Zoe Dalman Chlanda stars as the odd new girl in the small town of Port Oram who gets a job at the local funeral home. Not too long after that people start turning up dead, she has all sorts of whacked-out visions and she keeps her "lover" in a trunk. Also throw into the mix necrophelia, grave robbing, black humour and some well done gore effects and you have an effort that may be flawed in some ways (mostly due to being a tad too long and suffering from acting that is at times amateurish - though the leads do fine) but still manages to be watchably twisted and recommended due to the aformentioned last third.

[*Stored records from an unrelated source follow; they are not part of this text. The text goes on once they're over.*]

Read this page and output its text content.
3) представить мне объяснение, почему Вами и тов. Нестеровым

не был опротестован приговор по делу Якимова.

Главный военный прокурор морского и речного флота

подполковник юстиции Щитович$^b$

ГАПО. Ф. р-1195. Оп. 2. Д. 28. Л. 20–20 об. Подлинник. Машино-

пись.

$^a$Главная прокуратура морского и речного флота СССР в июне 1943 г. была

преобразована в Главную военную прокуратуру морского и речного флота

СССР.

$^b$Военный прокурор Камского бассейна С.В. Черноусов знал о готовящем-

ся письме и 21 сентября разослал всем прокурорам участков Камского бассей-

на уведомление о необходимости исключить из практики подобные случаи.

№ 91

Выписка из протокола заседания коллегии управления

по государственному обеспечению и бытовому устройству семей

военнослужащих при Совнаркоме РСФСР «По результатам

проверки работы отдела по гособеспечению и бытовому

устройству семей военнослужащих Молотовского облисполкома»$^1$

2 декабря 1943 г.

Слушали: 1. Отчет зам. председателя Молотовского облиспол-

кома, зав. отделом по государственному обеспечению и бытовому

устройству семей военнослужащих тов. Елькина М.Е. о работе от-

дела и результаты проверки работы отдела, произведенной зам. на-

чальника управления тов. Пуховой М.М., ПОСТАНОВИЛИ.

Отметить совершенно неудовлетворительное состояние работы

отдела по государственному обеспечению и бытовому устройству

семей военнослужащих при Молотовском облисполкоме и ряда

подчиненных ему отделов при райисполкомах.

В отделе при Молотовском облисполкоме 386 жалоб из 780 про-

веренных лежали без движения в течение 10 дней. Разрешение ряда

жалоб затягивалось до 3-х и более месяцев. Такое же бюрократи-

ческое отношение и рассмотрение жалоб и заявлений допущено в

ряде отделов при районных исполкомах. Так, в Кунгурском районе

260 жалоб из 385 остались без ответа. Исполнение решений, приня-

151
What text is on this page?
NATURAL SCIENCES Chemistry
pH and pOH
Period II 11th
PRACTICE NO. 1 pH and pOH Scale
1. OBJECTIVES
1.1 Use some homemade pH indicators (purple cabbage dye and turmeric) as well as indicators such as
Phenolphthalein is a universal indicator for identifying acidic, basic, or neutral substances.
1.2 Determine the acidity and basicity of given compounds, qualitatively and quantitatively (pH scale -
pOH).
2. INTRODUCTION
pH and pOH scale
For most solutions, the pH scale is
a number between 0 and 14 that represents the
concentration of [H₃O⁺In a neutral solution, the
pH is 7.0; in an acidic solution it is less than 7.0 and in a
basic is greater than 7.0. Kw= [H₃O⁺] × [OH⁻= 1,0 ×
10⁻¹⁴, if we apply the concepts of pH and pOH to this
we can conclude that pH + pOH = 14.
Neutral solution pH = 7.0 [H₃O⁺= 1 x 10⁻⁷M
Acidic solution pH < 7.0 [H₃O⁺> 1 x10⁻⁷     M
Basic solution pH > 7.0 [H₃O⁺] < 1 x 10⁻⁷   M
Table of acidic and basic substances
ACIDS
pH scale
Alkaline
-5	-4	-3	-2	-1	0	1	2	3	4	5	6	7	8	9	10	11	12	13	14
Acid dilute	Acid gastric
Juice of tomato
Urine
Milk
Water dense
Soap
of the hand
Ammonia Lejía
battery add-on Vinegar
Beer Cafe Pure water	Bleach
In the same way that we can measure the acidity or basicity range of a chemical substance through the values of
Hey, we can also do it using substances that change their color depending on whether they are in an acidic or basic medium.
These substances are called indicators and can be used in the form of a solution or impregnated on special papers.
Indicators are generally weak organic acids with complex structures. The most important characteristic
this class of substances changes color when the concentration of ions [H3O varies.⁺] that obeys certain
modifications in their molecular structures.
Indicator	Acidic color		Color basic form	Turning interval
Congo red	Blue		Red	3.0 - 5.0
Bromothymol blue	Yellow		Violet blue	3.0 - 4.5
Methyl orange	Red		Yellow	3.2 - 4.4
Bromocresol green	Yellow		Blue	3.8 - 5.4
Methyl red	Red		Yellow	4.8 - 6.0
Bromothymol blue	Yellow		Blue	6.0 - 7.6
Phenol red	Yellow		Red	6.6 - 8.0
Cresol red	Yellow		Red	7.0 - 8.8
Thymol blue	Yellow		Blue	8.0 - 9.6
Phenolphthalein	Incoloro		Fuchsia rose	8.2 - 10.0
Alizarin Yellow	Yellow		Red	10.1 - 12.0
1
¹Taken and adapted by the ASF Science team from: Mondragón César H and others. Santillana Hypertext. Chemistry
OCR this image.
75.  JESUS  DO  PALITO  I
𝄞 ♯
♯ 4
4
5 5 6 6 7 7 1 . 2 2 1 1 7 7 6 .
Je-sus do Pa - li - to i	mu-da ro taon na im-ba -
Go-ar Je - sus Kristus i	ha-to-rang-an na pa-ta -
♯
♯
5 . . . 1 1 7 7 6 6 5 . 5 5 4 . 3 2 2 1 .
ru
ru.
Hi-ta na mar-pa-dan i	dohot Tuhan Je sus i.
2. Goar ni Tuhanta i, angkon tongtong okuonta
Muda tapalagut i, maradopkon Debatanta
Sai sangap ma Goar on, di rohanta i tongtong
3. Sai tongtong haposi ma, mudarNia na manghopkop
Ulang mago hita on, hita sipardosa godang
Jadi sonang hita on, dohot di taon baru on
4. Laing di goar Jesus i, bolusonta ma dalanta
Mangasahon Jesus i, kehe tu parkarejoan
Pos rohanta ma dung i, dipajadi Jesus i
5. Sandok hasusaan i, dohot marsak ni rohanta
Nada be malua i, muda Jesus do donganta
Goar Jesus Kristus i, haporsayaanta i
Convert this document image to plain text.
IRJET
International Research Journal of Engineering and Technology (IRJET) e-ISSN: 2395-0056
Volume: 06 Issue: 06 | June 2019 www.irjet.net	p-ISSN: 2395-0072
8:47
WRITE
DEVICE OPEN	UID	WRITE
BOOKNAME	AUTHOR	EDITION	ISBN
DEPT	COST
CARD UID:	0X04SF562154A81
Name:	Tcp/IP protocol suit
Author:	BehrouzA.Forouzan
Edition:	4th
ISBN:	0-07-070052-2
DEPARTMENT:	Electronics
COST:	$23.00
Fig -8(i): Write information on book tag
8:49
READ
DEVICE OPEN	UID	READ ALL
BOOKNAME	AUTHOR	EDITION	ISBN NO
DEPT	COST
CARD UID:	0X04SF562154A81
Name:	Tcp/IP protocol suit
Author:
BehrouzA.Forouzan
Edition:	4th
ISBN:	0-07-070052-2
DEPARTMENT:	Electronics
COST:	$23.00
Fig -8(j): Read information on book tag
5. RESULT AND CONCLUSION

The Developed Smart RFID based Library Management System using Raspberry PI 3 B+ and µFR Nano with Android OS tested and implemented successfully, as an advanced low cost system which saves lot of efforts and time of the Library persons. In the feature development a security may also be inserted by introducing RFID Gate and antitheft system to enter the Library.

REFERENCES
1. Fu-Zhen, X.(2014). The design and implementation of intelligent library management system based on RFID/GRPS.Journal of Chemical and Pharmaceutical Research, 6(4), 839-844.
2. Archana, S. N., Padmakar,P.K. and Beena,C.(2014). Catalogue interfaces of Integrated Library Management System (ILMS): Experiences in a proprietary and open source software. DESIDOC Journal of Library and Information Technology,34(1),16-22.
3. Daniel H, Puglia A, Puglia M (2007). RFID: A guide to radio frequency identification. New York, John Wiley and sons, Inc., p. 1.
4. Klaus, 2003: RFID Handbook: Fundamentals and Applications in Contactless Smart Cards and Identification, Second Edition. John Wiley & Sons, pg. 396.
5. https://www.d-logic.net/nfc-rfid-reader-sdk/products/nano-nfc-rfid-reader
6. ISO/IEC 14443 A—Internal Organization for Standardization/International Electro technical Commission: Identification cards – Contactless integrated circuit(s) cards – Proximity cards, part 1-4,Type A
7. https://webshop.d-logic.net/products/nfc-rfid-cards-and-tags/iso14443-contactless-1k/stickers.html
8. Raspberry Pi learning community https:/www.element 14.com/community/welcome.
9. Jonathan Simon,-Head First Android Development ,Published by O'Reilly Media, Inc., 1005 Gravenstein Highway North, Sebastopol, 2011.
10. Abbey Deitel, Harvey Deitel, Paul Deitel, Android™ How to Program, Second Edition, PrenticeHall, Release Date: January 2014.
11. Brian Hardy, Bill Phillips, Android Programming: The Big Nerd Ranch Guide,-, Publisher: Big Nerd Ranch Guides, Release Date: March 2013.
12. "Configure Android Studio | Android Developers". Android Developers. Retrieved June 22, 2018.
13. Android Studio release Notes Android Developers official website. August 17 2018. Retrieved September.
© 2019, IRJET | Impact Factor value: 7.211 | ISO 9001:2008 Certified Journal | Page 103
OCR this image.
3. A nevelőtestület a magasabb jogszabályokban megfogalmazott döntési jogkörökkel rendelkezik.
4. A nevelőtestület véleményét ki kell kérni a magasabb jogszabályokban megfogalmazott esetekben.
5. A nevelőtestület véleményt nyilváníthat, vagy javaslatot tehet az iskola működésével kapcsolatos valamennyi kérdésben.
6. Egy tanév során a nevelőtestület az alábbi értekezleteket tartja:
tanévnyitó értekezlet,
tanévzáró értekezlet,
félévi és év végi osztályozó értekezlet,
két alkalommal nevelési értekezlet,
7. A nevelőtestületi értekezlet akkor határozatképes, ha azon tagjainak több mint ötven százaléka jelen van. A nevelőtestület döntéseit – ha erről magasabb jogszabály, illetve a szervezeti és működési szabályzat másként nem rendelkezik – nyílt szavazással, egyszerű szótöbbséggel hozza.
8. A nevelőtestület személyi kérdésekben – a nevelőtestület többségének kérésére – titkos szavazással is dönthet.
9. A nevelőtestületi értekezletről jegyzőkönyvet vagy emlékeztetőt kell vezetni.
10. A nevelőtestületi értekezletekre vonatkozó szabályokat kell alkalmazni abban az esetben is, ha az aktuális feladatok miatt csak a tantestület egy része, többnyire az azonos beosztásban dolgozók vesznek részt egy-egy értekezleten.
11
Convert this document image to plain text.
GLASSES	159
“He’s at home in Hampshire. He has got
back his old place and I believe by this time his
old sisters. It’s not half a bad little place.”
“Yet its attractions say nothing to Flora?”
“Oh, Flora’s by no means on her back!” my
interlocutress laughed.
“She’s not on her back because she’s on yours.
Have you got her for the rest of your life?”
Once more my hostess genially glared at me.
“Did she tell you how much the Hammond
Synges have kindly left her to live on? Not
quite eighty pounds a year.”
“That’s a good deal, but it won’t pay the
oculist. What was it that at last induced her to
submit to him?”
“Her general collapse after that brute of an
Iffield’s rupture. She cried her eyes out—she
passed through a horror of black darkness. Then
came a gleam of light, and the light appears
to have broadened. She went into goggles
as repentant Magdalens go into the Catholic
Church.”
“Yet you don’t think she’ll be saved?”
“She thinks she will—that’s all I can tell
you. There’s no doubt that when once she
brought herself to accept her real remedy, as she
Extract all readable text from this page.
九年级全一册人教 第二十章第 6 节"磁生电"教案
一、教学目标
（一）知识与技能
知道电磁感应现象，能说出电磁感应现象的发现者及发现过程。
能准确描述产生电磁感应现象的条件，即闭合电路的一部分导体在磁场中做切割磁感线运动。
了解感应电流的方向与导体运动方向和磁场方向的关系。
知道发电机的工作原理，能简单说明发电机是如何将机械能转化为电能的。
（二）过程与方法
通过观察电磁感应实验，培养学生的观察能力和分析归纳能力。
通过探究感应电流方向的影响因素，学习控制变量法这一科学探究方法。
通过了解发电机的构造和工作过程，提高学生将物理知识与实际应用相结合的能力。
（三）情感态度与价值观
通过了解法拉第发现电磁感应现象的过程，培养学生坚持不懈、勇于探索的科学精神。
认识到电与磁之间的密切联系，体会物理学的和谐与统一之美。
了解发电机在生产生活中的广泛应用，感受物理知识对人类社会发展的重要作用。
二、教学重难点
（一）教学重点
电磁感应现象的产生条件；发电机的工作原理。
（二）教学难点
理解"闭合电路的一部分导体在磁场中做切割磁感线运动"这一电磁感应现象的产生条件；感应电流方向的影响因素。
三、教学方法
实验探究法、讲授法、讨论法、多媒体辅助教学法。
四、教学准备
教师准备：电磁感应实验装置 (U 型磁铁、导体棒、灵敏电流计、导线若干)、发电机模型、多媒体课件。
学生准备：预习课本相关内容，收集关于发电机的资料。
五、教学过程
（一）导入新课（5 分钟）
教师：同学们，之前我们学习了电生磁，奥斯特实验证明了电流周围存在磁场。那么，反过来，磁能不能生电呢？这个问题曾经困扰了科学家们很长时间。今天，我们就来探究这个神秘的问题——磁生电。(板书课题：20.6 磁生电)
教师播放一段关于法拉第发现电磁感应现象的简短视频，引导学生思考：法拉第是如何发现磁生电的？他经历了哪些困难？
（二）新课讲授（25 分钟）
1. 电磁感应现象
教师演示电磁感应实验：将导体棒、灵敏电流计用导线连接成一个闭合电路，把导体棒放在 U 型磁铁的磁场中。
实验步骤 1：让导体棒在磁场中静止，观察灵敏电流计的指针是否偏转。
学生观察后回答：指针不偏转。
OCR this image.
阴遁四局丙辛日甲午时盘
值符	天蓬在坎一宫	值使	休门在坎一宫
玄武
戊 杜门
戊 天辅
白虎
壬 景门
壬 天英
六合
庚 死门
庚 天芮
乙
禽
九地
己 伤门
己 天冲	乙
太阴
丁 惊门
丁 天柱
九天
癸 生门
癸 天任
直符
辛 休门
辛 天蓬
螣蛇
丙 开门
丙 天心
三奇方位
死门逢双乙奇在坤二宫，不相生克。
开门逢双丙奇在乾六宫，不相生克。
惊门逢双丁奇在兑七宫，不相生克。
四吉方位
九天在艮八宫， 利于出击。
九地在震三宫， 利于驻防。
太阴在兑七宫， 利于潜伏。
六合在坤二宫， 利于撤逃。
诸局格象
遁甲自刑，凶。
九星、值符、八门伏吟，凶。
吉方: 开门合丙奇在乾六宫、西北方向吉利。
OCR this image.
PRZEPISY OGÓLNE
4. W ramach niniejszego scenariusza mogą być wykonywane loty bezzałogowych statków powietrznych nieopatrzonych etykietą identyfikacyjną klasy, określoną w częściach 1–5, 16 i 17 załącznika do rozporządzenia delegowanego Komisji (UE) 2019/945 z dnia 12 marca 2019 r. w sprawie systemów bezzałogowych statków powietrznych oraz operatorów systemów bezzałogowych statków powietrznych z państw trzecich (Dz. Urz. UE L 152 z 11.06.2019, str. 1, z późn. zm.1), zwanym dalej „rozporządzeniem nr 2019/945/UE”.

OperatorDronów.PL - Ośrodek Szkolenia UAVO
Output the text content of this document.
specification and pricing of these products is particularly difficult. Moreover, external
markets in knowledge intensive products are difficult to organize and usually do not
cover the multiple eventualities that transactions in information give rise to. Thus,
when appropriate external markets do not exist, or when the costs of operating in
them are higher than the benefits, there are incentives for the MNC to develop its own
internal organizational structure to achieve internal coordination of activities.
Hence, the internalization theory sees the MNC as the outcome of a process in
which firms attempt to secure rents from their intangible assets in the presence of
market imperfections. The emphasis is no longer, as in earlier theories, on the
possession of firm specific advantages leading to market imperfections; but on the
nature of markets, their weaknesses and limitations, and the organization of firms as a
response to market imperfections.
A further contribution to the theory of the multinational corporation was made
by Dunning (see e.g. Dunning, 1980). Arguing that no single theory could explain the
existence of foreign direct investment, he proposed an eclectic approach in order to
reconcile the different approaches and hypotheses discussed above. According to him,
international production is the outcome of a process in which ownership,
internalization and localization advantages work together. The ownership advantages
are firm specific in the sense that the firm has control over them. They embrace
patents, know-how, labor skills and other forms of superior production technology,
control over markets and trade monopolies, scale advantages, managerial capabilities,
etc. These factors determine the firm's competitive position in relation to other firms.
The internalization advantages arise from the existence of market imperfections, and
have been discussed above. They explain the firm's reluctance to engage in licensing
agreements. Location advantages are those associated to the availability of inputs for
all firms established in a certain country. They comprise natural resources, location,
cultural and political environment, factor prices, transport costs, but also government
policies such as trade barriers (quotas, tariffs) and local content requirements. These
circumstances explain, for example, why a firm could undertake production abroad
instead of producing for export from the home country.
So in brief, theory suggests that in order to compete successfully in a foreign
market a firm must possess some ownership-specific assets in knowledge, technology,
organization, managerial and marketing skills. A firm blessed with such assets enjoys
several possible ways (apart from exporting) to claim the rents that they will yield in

In fact the entire thing has a demented feel to it, Kelly packs in some very effective moments (such as the one involving the needle, the "corpse in drawer" moment and Chlanda's flashback to slaughtering her parents), there's a chase sequence that ends-up in the ruins of a house and ends with fairly brutal results that works well and the entire thing is certainly "different" than most indie horrors out there (a lot of which stick to the reliable vampire and slasher sub-genres).
The score by Tom Burns is suitably eerie at times and I love the moment where a stripper asks who a masked Chlanda is and she replies, "just your average homicidal maniac".
Visit Heretic Films for more information and to order. (Chris Hartley, 6/23/04)
Directed By: Alan Rowe Kelly.
Written By: Alan Rowe Kelly.
Starring: Zoe Daelman Chlanda, Bill Corry, Catherine O'Sullivan, Jerry Murdock.
DVD INFORMATION
Picture Ratio: 1.85:1 Widescreen.
Picture Quality: Given that this is an indie flick it suffers from being a bit fuzzy at times and it can't handle the bar scene's saturation of the colour red too well, but overall it's mostly stable.
Extras: 3 trailers, a photo gallery, bloopers and nineteen(!) deleted scenes (which are on the menu under "Dead & Buried").